"I don't know what to tell my kids," is all I kept hearing after Donald J. Trump was elected President-elect of the United States. I understood where this sentiment was coming from, but at the same time--I honestly found it quite odd. Whomever is the next President of the United States isn't going to change what I'm going to tell my kids. One person, regardless of their morals, good or bad, isn't going to change mine. It shouldn't change yours either.
"Be kind to everyone," I will tell my kids. "Don't be mean. Someone doesn't have to be elderly for you to offer them your seat on the subway. Hold the door. Talk to strangers in the elevator. You don't know how much a simple 'hello' can change someone's day. Contribute to the sunshine; it feels good. Or you can get mad, but people look so ugly when they complain."

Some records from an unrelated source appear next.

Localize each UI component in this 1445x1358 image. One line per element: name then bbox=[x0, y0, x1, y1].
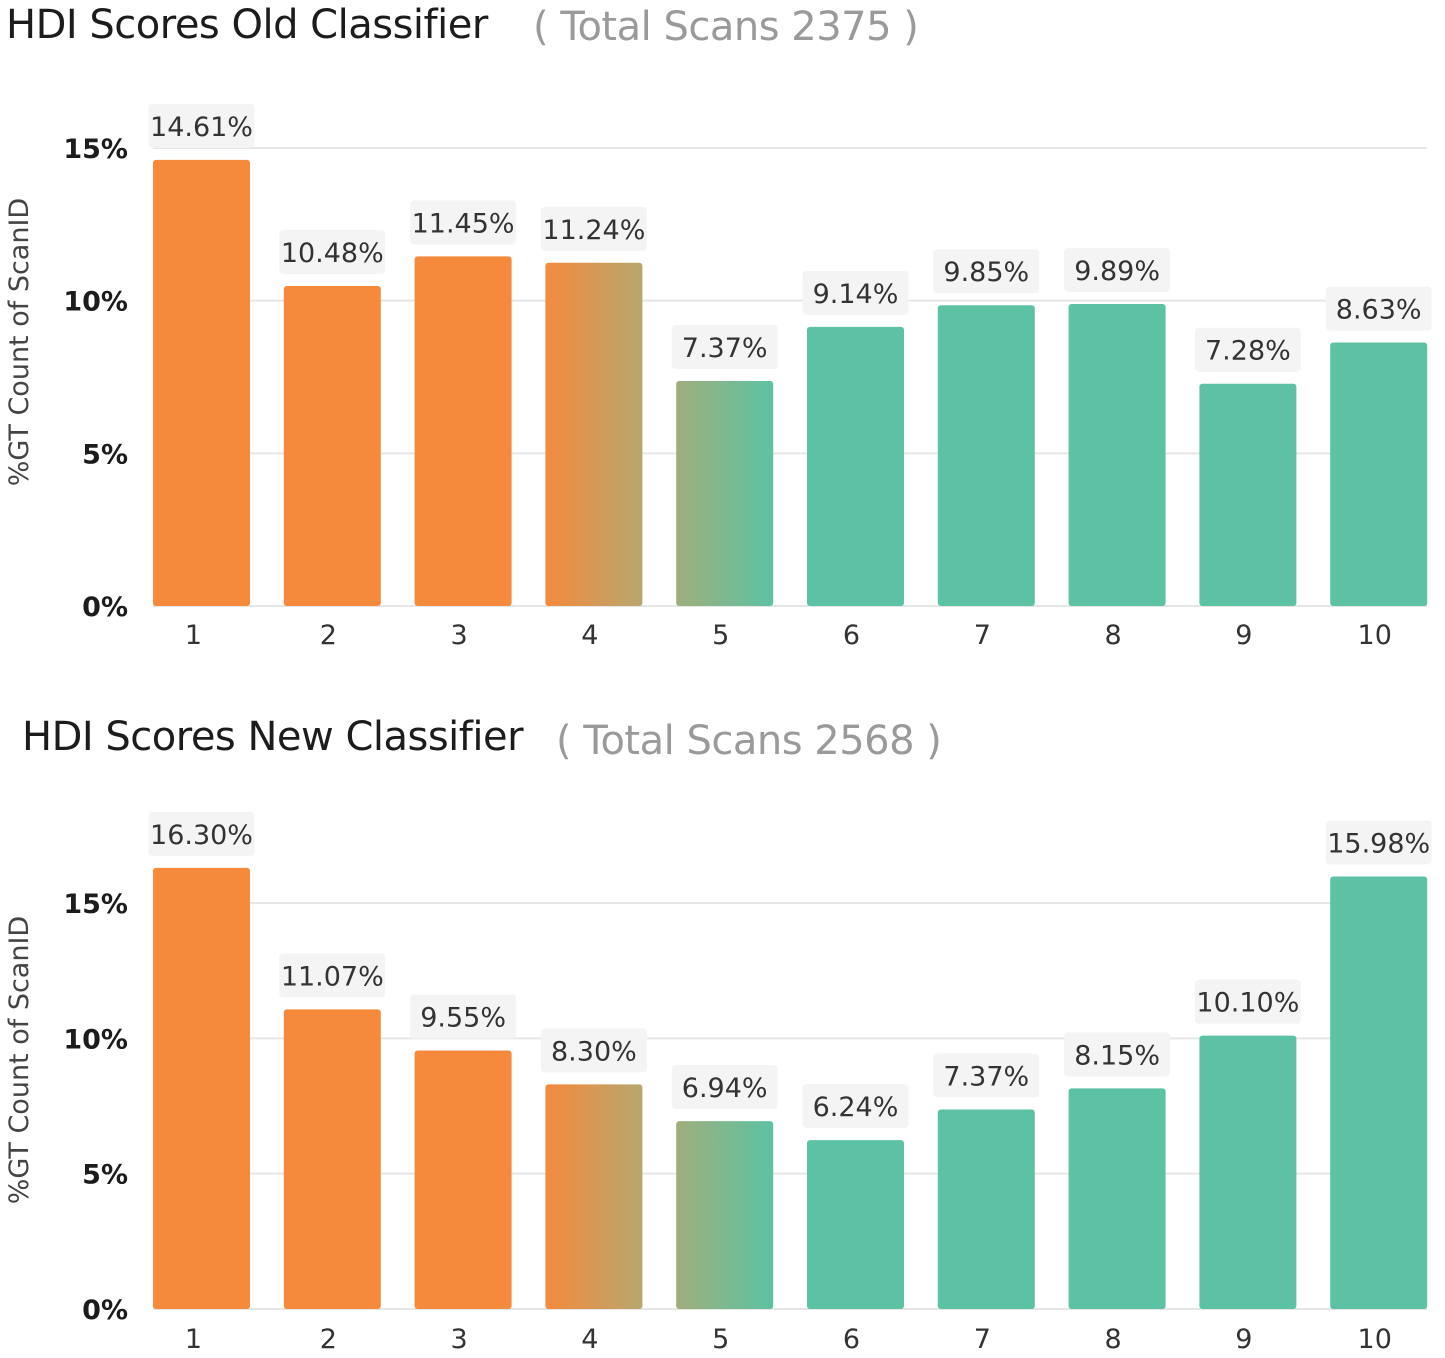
bar-3 bbox=[414, 1050, 512, 1309]
bar-10 bbox=[1330, 876, 1428, 1309]
data-label: 8.30% bbox=[551, 1036, 637, 1067]
y-tick-label: 0% bbox=[82, 1295, 128, 1326]
x-tick-label: 6 bbox=[843, 1324, 860, 1355]
bar-7 bbox=[937, 305, 1035, 606]
data-label-bg bbox=[802, 270, 909, 315]
x-tick-label: 3 bbox=[451, 1324, 468, 1355]
x-tick-label: 2 bbox=[320, 620, 337, 651]
x-tick-label: 10 bbox=[1358, 620, 1392, 651]
data-label-bg bbox=[671, 324, 778, 369]
data-label-bg bbox=[802, 1084, 909, 1129]
data-label-bg bbox=[1064, 248, 1171, 293]
data-label: 7.37% bbox=[943, 1062, 1029, 1093]
data-label-bg bbox=[279, 953, 386, 998]
data-label: 9.14% bbox=[813, 279, 899, 310]
x-tick-label: 7 bbox=[974, 620, 991, 651]
data-label: 16.30% bbox=[150, 820, 253, 851]
data-label-bg bbox=[1064, 1032, 1171, 1077]
data-label: 11.45% bbox=[412, 208, 515, 239]
x-tick-label: 1 bbox=[185, 1324, 202, 1355]
data-label-bg bbox=[540, 206, 647, 251]
data-label-bg bbox=[933, 1053, 1040, 1098]
y-tick-label: 10% bbox=[63, 287, 128, 318]
data-label: 14.61% bbox=[150, 112, 253, 143]
data-label: 8.15% bbox=[1074, 1040, 1160, 1071]
chart-subtitle: ( Total Scans 2375 ) bbox=[533, 4, 919, 50]
data-label: 11.24% bbox=[542, 215, 645, 246]
y-axis-label: %GT Count of ScanID bbox=[4, 198, 35, 486]
bar-1 bbox=[153, 159, 250, 606]
chart-title: HDI Scores New Classifier bbox=[22, 714, 524, 760]
x-tick-label: 3 bbox=[451, 620, 468, 651]
bar-1 bbox=[153, 867, 250, 1309]
x-tick-label: 4 bbox=[581, 620, 598, 651]
bar-2 bbox=[283, 286, 381, 606]
data-label-bg bbox=[1325, 820, 1432, 865]
bar-4 bbox=[545, 262, 643, 606]
bar-10 bbox=[1330, 342, 1428, 606]
data-label-bg bbox=[933, 249, 1040, 294]
bar-3 bbox=[414, 256, 512, 606]
new-classifier-chart: 0% 5% 10% 15% %GT Count of ScanID 16.30% 1 11.0… bbox=[4, 811, 1432, 1355]
x-tick-label: 2 bbox=[320, 1324, 337, 1355]
data-label-bg bbox=[410, 994, 517, 1039]
data-label: 7.37% bbox=[682, 333, 768, 364]
data-label: 10.10% bbox=[1196, 988, 1299, 1019]
data-label-bg bbox=[1194, 327, 1301, 372]
x-tick-label: 5 bbox=[712, 620, 729, 651]
old-classifier-chart: 0% 5% 10% 15% %GT Count of ScanID 14.61% 1 10.4… bbox=[4, 103, 1432, 651]
y-tick-label: 5% bbox=[82, 1160, 128, 1191]
chart-title: HDI Scores Old Classifier bbox=[6, 2, 488, 48]
x-tick-label: 8 bbox=[1105, 1324, 1122, 1355]
data-label-bg bbox=[1325, 286, 1432, 331]
data-label-bg bbox=[540, 1028, 647, 1073]
old-classifier-panel: HDI Scores Old Classifier ( Total Scans … bbox=[0, 0, 1445, 660]
bar-9 bbox=[1199, 1035, 1297, 1309]
y-tick-label: 15% bbox=[63, 134, 128, 165]
x-tick-label: 8 bbox=[1105, 620, 1122, 651]
data-label-bg bbox=[148, 103, 255, 148]
data-label-bg bbox=[671, 1065, 778, 1110]
x-tick-label: 9 bbox=[1235, 620, 1252, 651]
data-label-bg bbox=[1194, 979, 1301, 1024]
data-label: 6.24% bbox=[813, 1092, 899, 1123]
y-tick-label: 5% bbox=[82, 439, 128, 470]
bar-4 bbox=[545, 1084, 643, 1309]
bar-6 bbox=[807, 326, 904, 606]
data-label-bg bbox=[148, 811, 255, 856]
x-tick-label: 5 bbox=[712, 1324, 729, 1355]
data-label: 7.28% bbox=[1205, 336, 1291, 367]
data-label: 9.55% bbox=[420, 1003, 506, 1034]
y-tick-label: 0% bbox=[82, 592, 128, 623]
bar-9 bbox=[1199, 383, 1297, 606]
chart-subtitle: ( Total Scans 2568 ) bbox=[556, 718, 942, 764]
y-tick-label: 10% bbox=[63, 1024, 128, 1055]
bar-8 bbox=[1068, 1088, 1166, 1309]
new-classifier-panel: HDI Scores New Classifier ( Total Scans … bbox=[0, 700, 1445, 1358]
bar-6 bbox=[807, 1140, 904, 1309]
y-tick-label: 15% bbox=[63, 889, 128, 920]
x-tick-label: 9 bbox=[1235, 1324, 1252, 1355]
x-tick-label: 4 bbox=[581, 1324, 598, 1355]
x-tick-label: 1 bbox=[185, 620, 202, 651]
data-label: 9.85% bbox=[943, 257, 1029, 288]
x-tick-label: 10 bbox=[1358, 1324, 1392, 1355]
bar-7 bbox=[937, 1109, 1035, 1309]
data-label: 6.94% bbox=[682, 1073, 768, 1104]
bar-8 bbox=[1068, 304, 1166, 606]
data-label: 8.63% bbox=[1336, 294, 1422, 325]
y-axis-label: %GT Count of ScanID bbox=[4, 916, 35, 1204]
bar-2 bbox=[283, 1009, 381, 1309]
bar-5 bbox=[676, 380, 774, 606]
data-label: 11.07% bbox=[281, 961, 384, 992]
data-label-bg bbox=[279, 230, 386, 275]
x-tick-label: 7 bbox=[974, 1324, 991, 1355]
data-label-bg bbox=[410, 200, 517, 245]
data-label: 10.48% bbox=[281, 238, 384, 269]
x-tick-label: 6 bbox=[843, 620, 860, 651]
data-label: 15.98% bbox=[1327, 828, 1430, 859]
bar-5 bbox=[676, 1121, 774, 1309]
data-label: 9.89% bbox=[1074, 256, 1160, 287]
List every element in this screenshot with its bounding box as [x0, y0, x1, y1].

"Stand tall, even if no one stands with you. I never understood what is characterized as 'normal' in society. But normal is just normal, and no one wants to be just normal. Love your crazy, your passions, what makes you weird. Weird is for the trailblazers and you're at the forefront. Get loud for what your gut tells you to scream about. Don't be a bystander and stand up to bullies, those cowardly dogs. Fight with passion, words, integrity - not with fists and hate. Helping others is a gift. Becoming selfless for others and yourself is one of the greatest secrets - I'm spilling the beans."
"Life isn't fair, and no one said it would be," I'll tell them. "Hard work doesn't always pay off the way you want it to, and that's why you need to push yourself even further. The little guy doesn't always come out on top like you see in the movies, but you have two options. You can sit and cry about it, or you can get up, swinging. Work even harder. Hustle, always. You should be the hardest working person you know."
"You're smarter than you think you are, and you should never underestimate yourself even if people underestimate you. They say we are our biggest enemies, and that's true. But flick the devil off your shoulder and shine. Shine so bright you blind people. Fight like hell in what you want to achieve."
"When you fall down, please, get back up. I know it's easy to stay low, and play victim, but the only person that can save you is yourself. So kids, do it. And when you're up, take a walk. Put down the phone, and interact. Everything's better in real life and everyone's got a story that's more than 140 characters. Along the way, you're going to be okay. I can't always protect you, but I can't wait to watch you soar. Your scars don't label you, but they should scare the hell out of you. They should remind you how dark that place is that you once were in, but also that you made it out. That you're here, alive and well."
"Most importantly, forgive. Forgiveness doesn't mean you become best friends with that person again, but you can forgive someone and go your separate ways. Hate is such a big burden to carry, and it will poison all aspects of your life. Forgiveness allows you to move on, and life is way too short to not move on when you're ready to. You can breathe as a weight is lifted off your chest, because you realize that maybe something happened and didn't work out, but that's okay. I'm not telling you forget, because I'm not raising a fool."
What we tell our kids is bigger than one politician in the oval office; it's bigger than all of us. If we all strived to be our own hero, imagine what we could do. United we stand and divided we fall, right? Well, let's stand up. You are a role model for your kids, for those around you, and for yourself if you want to be or not. All eyes are on you. Look up and pay attention.